PIEDMONT TRIAD, N.C. -- Will the dry weather hurt your chances of picking the perfect pumpkin?
The short answer is no, but the close to three weeks without rain does impact local farms.
"We really don't need any rain right now because if it's raining we can't open and people aren't going to come out through the corn maze," explains Trey Early, with J Razz & Tazz Farm in Gibsonville.
For them, the dry spell is good for agro-tourism. They prepare ahead of time to make sure the corn doesn't dry out.
"We basically empty a 3-acre lake to grow the field of corn," Early explains.
But the same can't be said for their other crops, like the late-season soy beans.
"We lose crops in the field without rain and if it does rain we lose here," Early says. So, it's a double-edged sword."
The same goes for Iseley Farms in Burlington.
"It has allowed us a lot of time to get the tobacco in," explains Danyale Ross. "Obviously some things can use the rain but it has allowed us extra time that we don't always get this time of year."
But without rain, there's more work to be done on the mums.
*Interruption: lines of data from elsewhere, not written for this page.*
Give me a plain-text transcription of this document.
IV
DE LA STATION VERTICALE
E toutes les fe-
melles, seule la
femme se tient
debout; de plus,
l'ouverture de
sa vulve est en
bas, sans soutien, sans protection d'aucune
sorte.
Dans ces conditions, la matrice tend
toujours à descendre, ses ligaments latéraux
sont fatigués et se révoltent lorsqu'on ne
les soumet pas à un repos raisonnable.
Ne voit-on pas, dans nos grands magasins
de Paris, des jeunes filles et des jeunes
Even the pumpkins are at risk of drying out. Plus, it gets dusty on the farm. But the dust is better for business than rain. Iseley Farms does hayrides on the weekends and they don't want to miss that crowd.
Theat hasn't really affected prices for these farms either, but again, those rainless days are at the expense of the some other crops.
"We want it more so than not," Ross tells. "It really is going to save us from having to add water to a lot of other things."
So as the sun sets on another dry day, the farmers try to see the bright side. Because after all...
"We're pretty much at the mercy of Mother Nature," Early says.
As for picking pumpkins, now (October) is the prime time. They're ripe for baking or making pumpkin seeds. But if you want to carve out a jack-o'-lantern, you might want to wait until it gets a little closer to Halloween, so the pumpkin doesn't rot out. Once you do get your pumpkin, try to keep it in a cool, dry place because heat will rot them quicker.